Asked about the accusation, Friends of Bernie Sanders, the senator's main campaign committee, told Politico that "Robert Becker would not be part of any future campaigns."

"To be clear: No one who committed sexual harassment in 2016 would be back if there were a 2020 campaign," the group added. Friends of Bernie Sanders also called Becker's alleged misconduct "deplorable and fundamentally unacceptable."

While Sanders is reportedly becoming more serious by the day about forging a second White House bid to challenge President Donald Trump in 2020, dozens of women and men who worked on the his 2016 presidential campaign have signed a letter requesting a meeting with the Vermont senator and his top political advisers "to discuss the issue of sexual violence and harassment on the 2016 campaign, for the purpose of planning to mitigate the issue in the upcoming presidential cycle," Politico reported.

Earlier this month, former women staffers told the New York Times that, while working on Sanders' first campaign, they experienced "sexual harassment and demeaning treatment, as well as pay disparity" problems — and that there was no one to turn to for help. They claimed that, when they detailed those concerns to campaign superiors, they were sometimes ignored, and in one case, laughed off. Female staffers also claimed they were paid significantly less than their male counterparts or subordinates. One woman told the Times she made $2,400 a month, but a younger man who was supposed to work under her made more than double that amount.

In response to the allegations, Sanders offered an apology to the former staffers who have raised complaints of sexual harassment. "I certainly apologize to any woman who felt she was not treated appropriately," Sanders told CNN's Anderson Cooper. "And, of course, if I run, we will do better the next time."

While he said he was "proud" of his campaign, Sanders admitted that allegations of mistreatment were "not dealt with as effectively as possible." At the same time, the senator maintained he only recently learned of the accusations, which he claims he was not aware of during the campaign. "I was a little busy running around the country, trying to make the case" for the election, Sanders said, attributing any missteps with staff to his campaign's overwhelming growth and momentum.

Two delegates who supported Sanders in 2016 recently told his staff he could not throw his hat in the ring for 2020 without addressing the sexism they believe thrived during his last campaign, according to the Times.  Sanders has not formally announced his decision to do so for 2020, but last month, as celebrity supporters, former campaign staff and progressive policy leaders gathered at the Sanders Institute, "some spoke openly about a 2020 White House bid as if it was almost a foregone conclusion," the AP reported.
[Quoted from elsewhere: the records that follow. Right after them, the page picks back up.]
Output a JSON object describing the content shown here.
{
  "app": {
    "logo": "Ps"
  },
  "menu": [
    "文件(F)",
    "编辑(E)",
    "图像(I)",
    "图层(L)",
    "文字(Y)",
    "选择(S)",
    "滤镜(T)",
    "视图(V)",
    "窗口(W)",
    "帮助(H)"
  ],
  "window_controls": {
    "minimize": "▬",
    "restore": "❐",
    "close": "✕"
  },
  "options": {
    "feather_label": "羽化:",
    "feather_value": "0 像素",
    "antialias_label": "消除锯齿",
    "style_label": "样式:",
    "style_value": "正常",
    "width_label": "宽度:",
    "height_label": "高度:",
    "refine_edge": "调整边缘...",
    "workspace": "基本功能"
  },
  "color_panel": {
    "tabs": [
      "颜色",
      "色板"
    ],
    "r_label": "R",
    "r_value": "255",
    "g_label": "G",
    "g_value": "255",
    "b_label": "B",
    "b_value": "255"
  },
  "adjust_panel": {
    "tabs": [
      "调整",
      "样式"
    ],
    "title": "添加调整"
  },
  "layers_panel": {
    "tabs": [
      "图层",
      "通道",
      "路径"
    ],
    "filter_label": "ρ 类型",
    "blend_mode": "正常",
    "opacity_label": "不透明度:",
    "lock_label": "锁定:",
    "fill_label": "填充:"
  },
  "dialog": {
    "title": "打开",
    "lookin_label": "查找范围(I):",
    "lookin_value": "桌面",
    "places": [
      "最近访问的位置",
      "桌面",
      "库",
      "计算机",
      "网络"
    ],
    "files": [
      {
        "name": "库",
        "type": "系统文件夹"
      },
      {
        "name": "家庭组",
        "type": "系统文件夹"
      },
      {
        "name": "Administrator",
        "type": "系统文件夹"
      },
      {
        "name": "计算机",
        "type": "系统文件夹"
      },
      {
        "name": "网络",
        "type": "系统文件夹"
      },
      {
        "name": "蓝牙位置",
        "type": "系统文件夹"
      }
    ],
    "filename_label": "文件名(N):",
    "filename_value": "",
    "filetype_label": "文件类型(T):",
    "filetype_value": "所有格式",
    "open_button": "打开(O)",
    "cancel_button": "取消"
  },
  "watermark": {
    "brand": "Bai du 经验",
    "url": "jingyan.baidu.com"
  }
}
Sanders is just one of many names being floated as a potential challenger to Trump in what is expected to be a very crowded Democratic field in 2020 that features a heap of ambitious progressive leaders — and fewer of the so-called "establishment" kind like 2016 nominee Hillary Clinton. Should Sanders decide to run, he would likely face competition for the Democratic nomination against fellow Sens. Cory Booker (D-N.J.), Kamala Harris (D-Calif.) and Elizabeth Warren (D-Mass.) — three outspoken liberal leaders who have embraced Sanders' call for "Medicare for All" and a $15 minimum wage, among other policy proposals that helped establish the Vermont independent as a national figurehead for Democratic socialism.

Former Vice President Joe Biden and former Rep. Beto O'Rourke, who fell short in his campaign against Republican Ted Cruz in the Texas Senate race in the 2018 midterm election cycle, have also hinted that they are weighing a White House bid. Moreover, John Kerry recently alluded to mounting  presidential bid — and these names far from the complete list.

Sanders' wife, Jane O'Meara Sanders, told the AP last month that one question above all others would steer her husband's decision to launch a bid for the Oval Office: "Who can beat Donald Trump?"

Sanders teased the idea of running for president in a November interview with New York Magazine, in which he vowed to work his "ass off" to elect a candidate who would be able to deny Trump a second term. However, he said, "If it turns out that I am the best candidate to beat Donald Trump, then I will probably run."